Is Berberine Really “Nature’s Ozympic”? – That’s right, weight loss

What is Berberine?

Berberine is a plant compound found in the roots, stems, and bark of various plants, including barberry, tree turmeric, yellow root, goldenrod, and Oregon grape.

It has been used for generations in Chinese herbal medicine, but has only recently received attention, largely driven by social media, for its purported health benefits. Proponents of berberine use cite its potential effects on a variety of health conditions, including cholesterol, blood glucose and diabetes, inflammation, and even weight.

What does the evidence say about berberine?

Some may ask if there is any scientific evidence to support the use of berberine for weight loss. The short answer is no. Although berberine has been studied for many years, all available studies are small, of low quality, and often without an adequate control group or randomization. We should not draw major conclusions from these types of studies because they are prone to bias. This means that the results may be invalid or misleading.

There are also significant differences between the studies reported, including the dosage, duration, and formulation given to patients, so combining results from multiple studies is problematic.

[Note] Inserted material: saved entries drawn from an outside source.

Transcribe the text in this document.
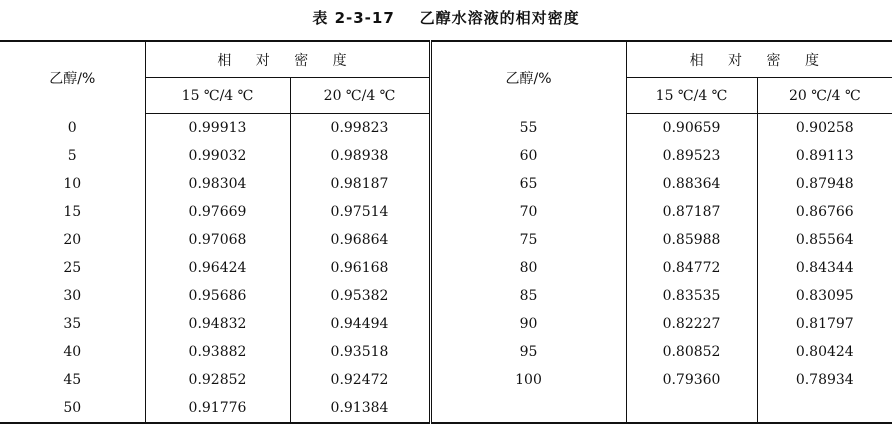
表 2-3-17    乙醇水溶液的相对密度
乙醇/%	相 对 密 度		乙醇/%	相 对 密 度	
	15 ℃/4 ℃	20 ℃/4 ℃		15 ℃/4 ℃	20 ℃/4 ℃
0	0.99913	0.99823	55	0.90659	0.90258
5	0.99032	0.98938	60	0.89523	0.89113
10	0.98304	0.98187	65	0.88364	0.87948
15	0.97669	0.97514	70	0.87187	0.86766
20	0.97068	0.96864	75	0.85988	0.85564
25	0.96424	0.96168	80	0.84772	0.84344
30	0.95686	0.95382	85	0.83535	0.83095
35	0.94832	0.94494	90	0.82227	0.81797
40	0.93882	0.93518	95	0.80852	0.80424
45	0.92852	0.92472	100	0.79360	0.78934
50	0.91776	0.91384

There has never actually been any large-scale, high-quality research evaluating the effectiveness of berberine for any health condition. Therefore, we simply don’t know how well it works, how safe it is, or whether it has any legitimate role in treating disease.

The risks of accepting Berber

Like all herbal supplements, berberine is not monitored or regulated by the FDA, which presents quality and safety risks, and all patients should exercise caution when using herbal supplements.

Reported side effects of berberine include digestive symptoms (including diarrhea, constipation, and upset stomach), changes in liver enzymes, and potential risk to fetal health. Therefore, it should be avoided in women of childbearing age and during pregnancy or breastfeeding.

Furthermore, berberine may affect the metabolism of other drugs, leading to decreased efficacy or increased risk. Therefore, it is important to understand that combining berberine with other medications can cause real problems.

Why do people call Berberine “Nature’s Ozemic”?

The truth is that there is no basis for this name other than marketing and/or inaccurate publicity. Unfortunately, the buzz on social media creates confusion and may lead some people to believe that ozempic and berberine share similar ingredients or work in the same way; this is simply not true. In fact, the two products are completely different. Ozempic is an FDA-approved, proven treatment for diabetes that has undergone rigorous scientific testing and evaluation in large-scale, randomized studies. Unlike Ozempic, berberine has not been scientifically studied and its effects on diabetes have not been proven. Therefore, the only thing berberine shares with Ozempic is social media advertising.

Why are we just hearing about Berberine now?

Although berberine has been around for generations, it’s only getting publicity now because of recent, misleading publicity. On the other hand, Ozempic and its sister drug, Wegovy, are relatively new and are getting a lot of attention for their powerful effects on diabetes and weight, earning them “game changer” status. Wegovy is the most effective weight loss drug ever approved for weight loss, so the attention is understandable.

Unfortunately, access and availability of these drugs are greatly hindered by cost, supply issues, and poor insurance coverage. Therefore, people logically look for alternatives. However, to be very clear, berberine is not similar to Ozempic and Wegovy and should not be considered a natural alternative.

Should patients use berberine for diabetes or weight loss?

In the absence of high-quality scientific data, we at True You Weight Loss do not recommend the use of berberine at this time. There is insufficient evidence to suggest that it provides clinical benefit, and the risks of unregulated supplement use are real.

Fortunately, there are many safe and highly effective treatments for diabetes and obesity patients, so there is no reason to turn to unproven alternatives.

Instead, you can consult with a board-certified obesity medicine physician to discuss the many medical and procedural options available to support healthy, long-term weight loss. Whether you’re interested in a comprehensive medical weight management program or a non-surgical weight loss procedure like endoscopic sleeve gastroplasty (ESG), the True You Weight Loss team can help you achieve lasting weight loss success backed by real science. and clinically proven research.